Le 7 avril 2023, l’assuré s’est opposé à cette décision.

Par courrier du 3 juillet 2023, la Direction générale de l’emploi et du marché du travail (ci-après : la DGEM ou l’intimée), soit par elle la Direction de l’autorité cantonale de l’emploi, a avisé l’assuré que le manquement qui lui était reproché aurait dû faire l’objet d’une suspension du droit aux indemnités de chômage durant neuf jours. Toutefois, afin d’éviter une réformation à son détriment de la décision du 4 avril 2023, la DGEM a donné à l’assuré, conformément à la législation applicable, la possibilité de retirer son opposition.

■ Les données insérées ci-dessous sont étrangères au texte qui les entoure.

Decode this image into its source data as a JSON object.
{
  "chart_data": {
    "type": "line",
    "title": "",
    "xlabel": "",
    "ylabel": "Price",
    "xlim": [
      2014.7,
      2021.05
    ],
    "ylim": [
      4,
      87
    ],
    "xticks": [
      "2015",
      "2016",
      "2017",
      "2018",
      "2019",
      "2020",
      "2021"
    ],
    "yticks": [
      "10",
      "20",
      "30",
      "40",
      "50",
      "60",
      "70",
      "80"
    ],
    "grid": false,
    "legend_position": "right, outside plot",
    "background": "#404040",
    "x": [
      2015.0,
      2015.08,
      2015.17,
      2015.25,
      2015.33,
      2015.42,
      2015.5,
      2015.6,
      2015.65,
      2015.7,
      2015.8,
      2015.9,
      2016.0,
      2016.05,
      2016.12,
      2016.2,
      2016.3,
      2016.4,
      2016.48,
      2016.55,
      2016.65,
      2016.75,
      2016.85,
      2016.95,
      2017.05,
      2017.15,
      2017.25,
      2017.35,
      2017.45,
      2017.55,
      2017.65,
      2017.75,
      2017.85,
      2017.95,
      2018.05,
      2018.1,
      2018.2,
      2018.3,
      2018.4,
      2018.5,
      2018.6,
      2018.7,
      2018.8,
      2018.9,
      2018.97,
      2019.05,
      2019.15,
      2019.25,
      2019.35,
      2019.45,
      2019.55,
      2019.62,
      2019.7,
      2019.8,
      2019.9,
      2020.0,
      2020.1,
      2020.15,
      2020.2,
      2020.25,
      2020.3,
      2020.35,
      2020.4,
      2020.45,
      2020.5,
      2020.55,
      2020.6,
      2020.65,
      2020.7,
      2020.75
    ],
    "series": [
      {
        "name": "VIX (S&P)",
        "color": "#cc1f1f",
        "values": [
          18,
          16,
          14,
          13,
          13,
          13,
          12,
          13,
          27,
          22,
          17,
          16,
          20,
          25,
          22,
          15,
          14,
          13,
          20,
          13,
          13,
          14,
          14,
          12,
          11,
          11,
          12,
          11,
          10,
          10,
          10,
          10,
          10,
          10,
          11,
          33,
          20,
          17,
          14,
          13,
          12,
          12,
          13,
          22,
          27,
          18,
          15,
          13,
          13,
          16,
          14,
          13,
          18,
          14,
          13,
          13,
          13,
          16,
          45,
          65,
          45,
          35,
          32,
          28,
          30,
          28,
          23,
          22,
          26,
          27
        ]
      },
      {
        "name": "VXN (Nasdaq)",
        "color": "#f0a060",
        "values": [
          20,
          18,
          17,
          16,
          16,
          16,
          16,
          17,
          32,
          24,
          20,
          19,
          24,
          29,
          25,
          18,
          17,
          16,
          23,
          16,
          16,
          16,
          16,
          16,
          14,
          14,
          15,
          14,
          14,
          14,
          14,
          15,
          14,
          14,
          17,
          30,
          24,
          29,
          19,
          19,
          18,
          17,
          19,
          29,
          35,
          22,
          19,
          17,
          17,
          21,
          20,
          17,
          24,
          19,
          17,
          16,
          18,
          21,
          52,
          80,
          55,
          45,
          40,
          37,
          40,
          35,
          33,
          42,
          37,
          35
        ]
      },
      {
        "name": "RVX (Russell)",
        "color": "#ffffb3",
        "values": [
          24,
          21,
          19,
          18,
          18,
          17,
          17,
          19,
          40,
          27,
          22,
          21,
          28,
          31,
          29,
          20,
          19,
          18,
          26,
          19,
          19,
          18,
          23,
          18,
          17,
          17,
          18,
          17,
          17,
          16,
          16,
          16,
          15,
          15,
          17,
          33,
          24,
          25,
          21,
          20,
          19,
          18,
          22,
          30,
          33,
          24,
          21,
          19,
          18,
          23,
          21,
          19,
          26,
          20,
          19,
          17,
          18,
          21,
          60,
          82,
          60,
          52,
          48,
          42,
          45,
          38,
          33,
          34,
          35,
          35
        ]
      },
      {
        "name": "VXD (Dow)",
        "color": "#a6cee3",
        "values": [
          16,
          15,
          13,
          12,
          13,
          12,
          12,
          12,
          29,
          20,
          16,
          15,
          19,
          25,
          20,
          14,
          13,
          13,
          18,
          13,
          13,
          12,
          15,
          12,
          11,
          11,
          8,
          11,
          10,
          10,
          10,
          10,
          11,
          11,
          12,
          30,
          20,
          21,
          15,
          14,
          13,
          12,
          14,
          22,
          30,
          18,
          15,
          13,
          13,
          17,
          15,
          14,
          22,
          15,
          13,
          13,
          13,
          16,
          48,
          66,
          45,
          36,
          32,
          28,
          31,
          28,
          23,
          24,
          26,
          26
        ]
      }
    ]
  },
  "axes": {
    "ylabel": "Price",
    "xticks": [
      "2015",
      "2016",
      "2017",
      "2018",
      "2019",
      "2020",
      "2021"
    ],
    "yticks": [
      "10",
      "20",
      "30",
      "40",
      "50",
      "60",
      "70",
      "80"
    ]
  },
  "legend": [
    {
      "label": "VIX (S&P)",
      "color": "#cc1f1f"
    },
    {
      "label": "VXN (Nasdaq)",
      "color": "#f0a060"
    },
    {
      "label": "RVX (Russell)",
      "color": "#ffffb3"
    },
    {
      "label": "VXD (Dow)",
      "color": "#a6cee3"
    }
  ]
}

Le 25 juillet 2023, l’assuré a déclaré retirer l’opposition formée contre la décision du 4 avril 2023.

Par décision du 9 août 2023, la DGEM a rayé la cause du rôle par suite du retrait de l’opposition de l’assuré.

c) Dans l’intervalle, la DGEM a invité l’assuré, par courrier du 19 juillet 2023, à lui exposer les raisons pour lesquelles il ne s’était pas présenté à l’entretien de conseil et de contrôle du 7 juillet 2023.

Par courriel du 2 août 2023, l’assuré a expliqué que son absence était due à un dysfonctionnement de son agenda électronique, lequel ne lui avait pas notifié de rappel trente minutes avant l’heure du rendez-vous.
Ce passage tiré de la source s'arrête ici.